Minggu, 11 November 2012

Perjalanan dan Percakapan Opa Dimba

Tau Beres.
Diskusi Ngkai dengan beberapa pejabat di Poso dan Mori, hanya mendatangkan stress dan frustrasi, karena kebanyakan dari mereka berpikiran jangka pendek, berharap dapat sesuatu untuk seketika. Yang dipikirkan lebih pada keuntungan diri dan keluarganya daripada kepentingan masyarakat atau publik Poso atau Mori.

Setali tiga uang atau sama saja, ketika Ngkai bertemu beberapa tokoh masyarakat, rata-rata mereka mengeluhkan sedikitnya perhatian pemerintah dan masih sangat berharap dukungan dan pendampingan pemerintah. Bagai balita, mereka masih menunggu kucuran tangan pemerintah untuk membagikan uang bantuan. Kecewa juga dengan kenyataan pemikiran begitu, yang belum beranjak dari mentalitas minta-minta dan selalu merasa tidak berdaya.

Ketika di Tentena, Ngkai berdiskusi dengan beberapa tenaga akedemis dari perguruan tinggi setempat, salah seorang yang merasa sudah jadi tokoh dan bergelar akademis di depan dan belakang namanya, malah merasa tak perlu lagi diberi masukkan. Baginya silahkan saja siapa saja boleh datang berinvestasi apa saja di bidang perkebunan atau pariwisata, tambang, tidak persoalan.
Yang penting bagaimana pembagiannya. Berapa untuk investor, berapa untuk masyarakat serta yang paling penting, tentu, berapa untuk dia pribadi dan para sahabatnya, yang akan memediasi proses informasi, perijinan antara perusahaan dengan pemerintah setempat. Semua disampaikan, tanpa risi, malu serta dijelaskannya secara pajang lebar dan mendalam sambil tertawa-tawa. Masya Allah !.

Walau Ngkai mencoba jelaskan dengan pakai contoh nyata, mengenai masyarakat sekitar perkebunan di beberapa kabupaten di Kalimantan, yang masyarakat desanya mulai sejahtera, ternyata tidak mampu mencerahkan para pejabat, tokoh masyarakat dan akademisi.
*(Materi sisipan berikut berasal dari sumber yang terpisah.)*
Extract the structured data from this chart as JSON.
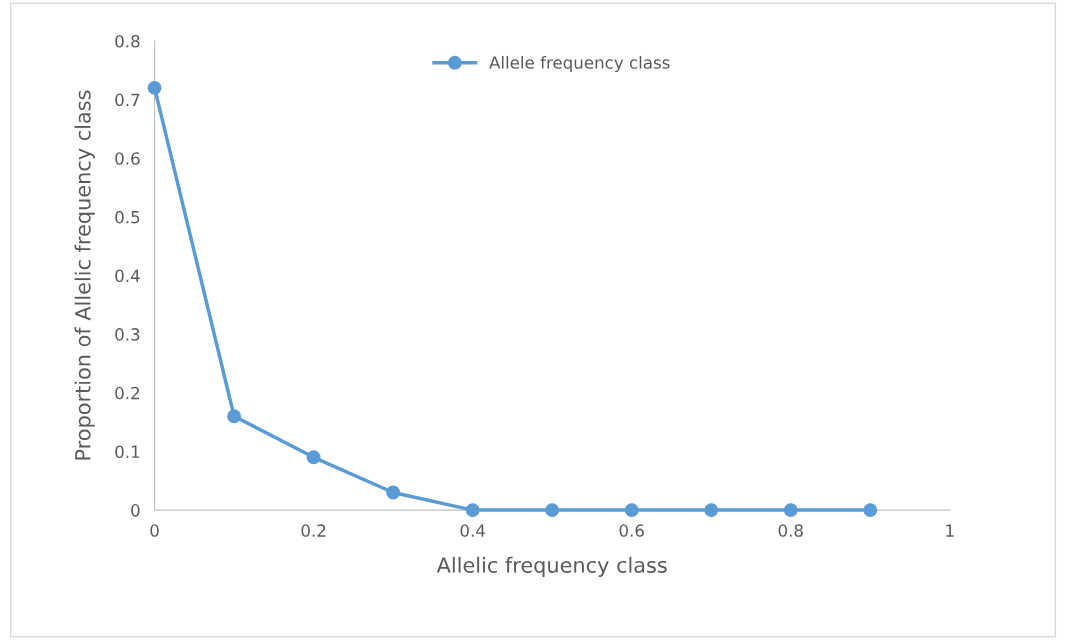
{
  "chart_data": {
    "type": "line",
    "xlabel": "Allelic frequency class",
    "ylabel": "Proportion of Allelic frequency class",
    "x": [
      0,
      0.1,
      0.2,
      0.3,
      0.4,
      0.5,
      0.6,
      0.7,
      0.8,
      0.9
    ],
    "series": [
      {
        "name": "Allele frequency class",
        "color": "#5b9bd5",
        "values": [
          0.72,
          0.16,
          0.09,
          0.03,
          0,
          0,
          0,
          0,
          0,
          0
        ]
      }
    ],
    "xlim": [
      0,
      1
    ],
    "xticks": [
      0,
      0.2,
      0.4,
      0.6,
      0.8,
      1
    ],
    "ylim": [
      0,
      0.8
    ],
    "yticks": [
      0,
      0.1,
      0.2,
      0.3,
      0.4,
      0.5,
      0.6,
      0.7,
      0.8
    ],
    "grid": false,
    "legend": "top",
    "marker": "circle",
    "line_style": "solid"
  }
}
Kecenderungan untuk TAU BERES, yang penting sekarang ini, tak lagi menginspirasi untuk sadar dan bersemangat. Preeeet !.

Jika para tokoh sudah berpola pikiran begitu, gimana pula dengan masyarakat banyak yang awam. Masyarakat yang sudah terbiasa hidup dalam suasana subsisten bagai ekonomi ayam, cakar makan, cakar makan, tanpa tabungan dan investasi masa depan ?. Masyarakat yang hidup dalam pola mie instan, sulit diajak berpikir jauh kedepan. Maunya apa-apa siap saji, minta disuapi terus terusan. Tidak perlu berusaha dan kerja keras, cukup mangap. Ane pura, perapi-perapi wou.
Karenanya, semangat otonom daerah akan jauh panggang dari ikan. Partisipasi, inspirasi dan swakarsa masyarakat jangan harap bisa bertumbuh dan menyemangati pengembangan masyarakat. Tidak akan terjadi proses pemberdayaan masyarakat, malah masyarakat balik akan tetap diperdaya.

Bila logika Tau Beres ini benar, maka kita perlu antisipasi dan segera cari jalan keluarnya. Untuk itu perlu dibereskan kembali dengan pendekatan yang terukur yang membawa dinamika dan inspirasi. Prilaku sentralistik, struktural, pendekatan top-down perlu diarahkan ke suasana pelayanan masyarakat yang de-sentralistik, non struktural serta bottom-up.

Semua aparat birokrasi harus diisi kembali dengan roh moral yang benar, roh yang berasal dari visi misi kolektif komunal yang lebih bernuansa masa depan. Tanggalkan roh jahat yang mengedepankan kepentingan keuntungan pribadi, tidak punya nurani rasa malu untuk berbuat maksiat.
Juga masyarakat dipersiapkan secara serius untuk menyongsong masa depannya masing-masing, sesuai kodrat, potensi dan segala sumberdaya yang dimilikinya.Tinggalkan mental minta-minta dan merasa tidak berdaya.
Karakter kotor berlogika Tau Beres, jelas tidak akan pernah memberdayakan masyarakat dan kontra produktif dengan usaha pengembangan masyarakat untuk hidup mandiri.